Harry non poteva dargli torto, eppure non poteva dargli nemmeno ragione. Loro li avevano distrutti, e di certo la colpa non poteva ricadere solo sui due ragazzi.
Il riccio si staccò dalle sbarre della cella e si prese due ciocche di capelli tra i pugni, tirandosele in preda alla rabbia e alla disperazione, un miscuglio da cui non ne sarebbe mai potuto uscire qualcosa di buono. Louis, invece, massaggiandosi le nocche che avevano ripreso a sanguinare, iniziò a camminare avanti e indietro, come a voler consumare lo stesso tratto di pavimento lurido di quella cella in cui erano stati rinchiusi. Era impossibile credere che fossero in quella situazione...anzi, era assolutamente impossibile credere che tutto quello che era successo, fosse accaduto realmente. Insomma, Rachel ed Ivy?
Avevano rovinato la loro vita, imprigionandoli nella fitta tela che avevano creato con le loro abili mani, tenendoli in pungo e sfruttandoli per un proprio tornaconto.
Avevano perso ogni cosa, ogni singola cosa per cui avessero sempre combattuto, e loro gliel'avevano portata via a suon di baci, carezze e attrazione reciproca.
Harry si accucciò e colpì il pavimento ruvido, graffiandosi le mani più di quanto non si fossero già rovinate per aver quasi distrutto il palazzetto.
Era fumante di rabbia, frustrato, deluso e amareggiato.
Rachel gli aveva tolto il futuro, spiattellandogli in faccia il braccialetto della fortuna che le aveva regalato il giorno prima. Come aveva potuto cadere, come una donzella, tra le braccia di una persona che non aveva fatto altro che prenderlo per il culo tutto il tempo?
Louis, accanto a lui, lo guardò e gli appoggiò la mano sulla spalla che si muoveva rapida per i respiri profondi che il riccio stava tirando.

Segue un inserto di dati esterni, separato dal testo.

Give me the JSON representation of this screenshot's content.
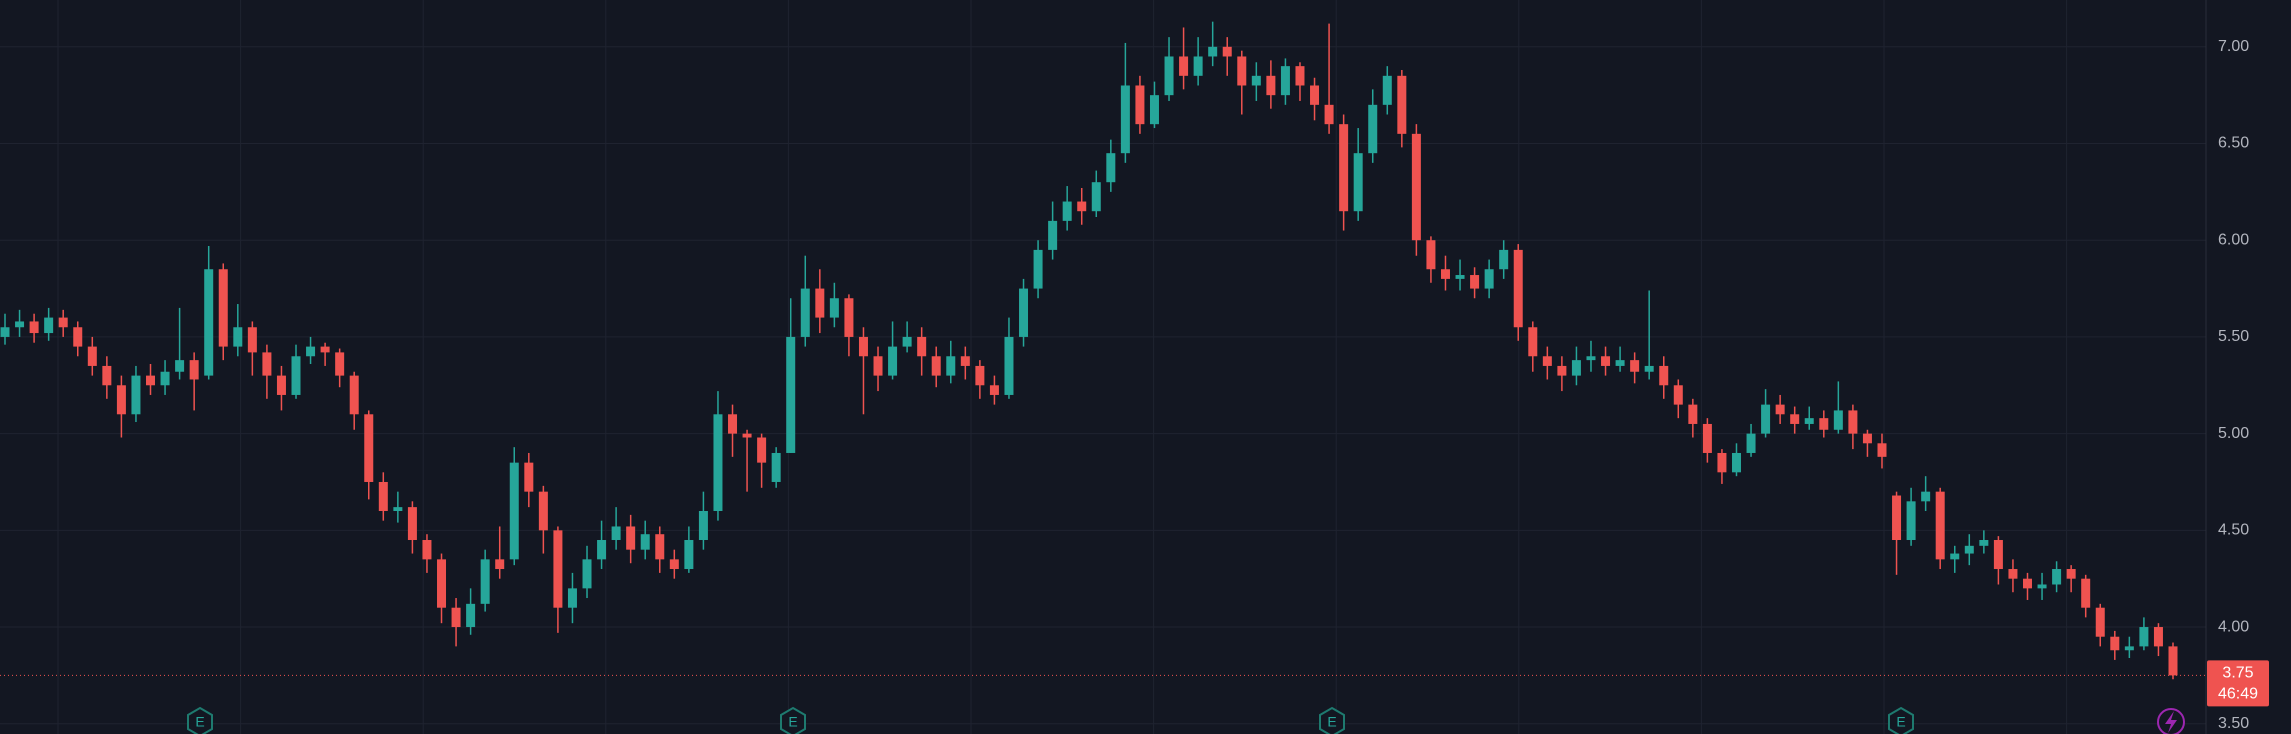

Quando Harry si girò a guardarlo, Louis si rese conto dei suoi occhi iniettati di sangue, la ferita che colava leggermente dal sopracciglio destro e le labbra rovinate a furia dei morsi che vi aveva inferto sopra.
"Perché proprio a noi, Harry? Perché?" disse con un fil di voce, ma ciononostante il poliziotto alzò lo sguardo su di loro, sollevando un sopracciglio, per poi sbattere gli occhi riprendendo la matita in mano.
"Non lo so, Tommo" disse Harry staccandosi dalla sua presa sulla spalla, il corpo indolenzito per i movimenti e tutti i sentimenti contrastanti che albergavano in lui.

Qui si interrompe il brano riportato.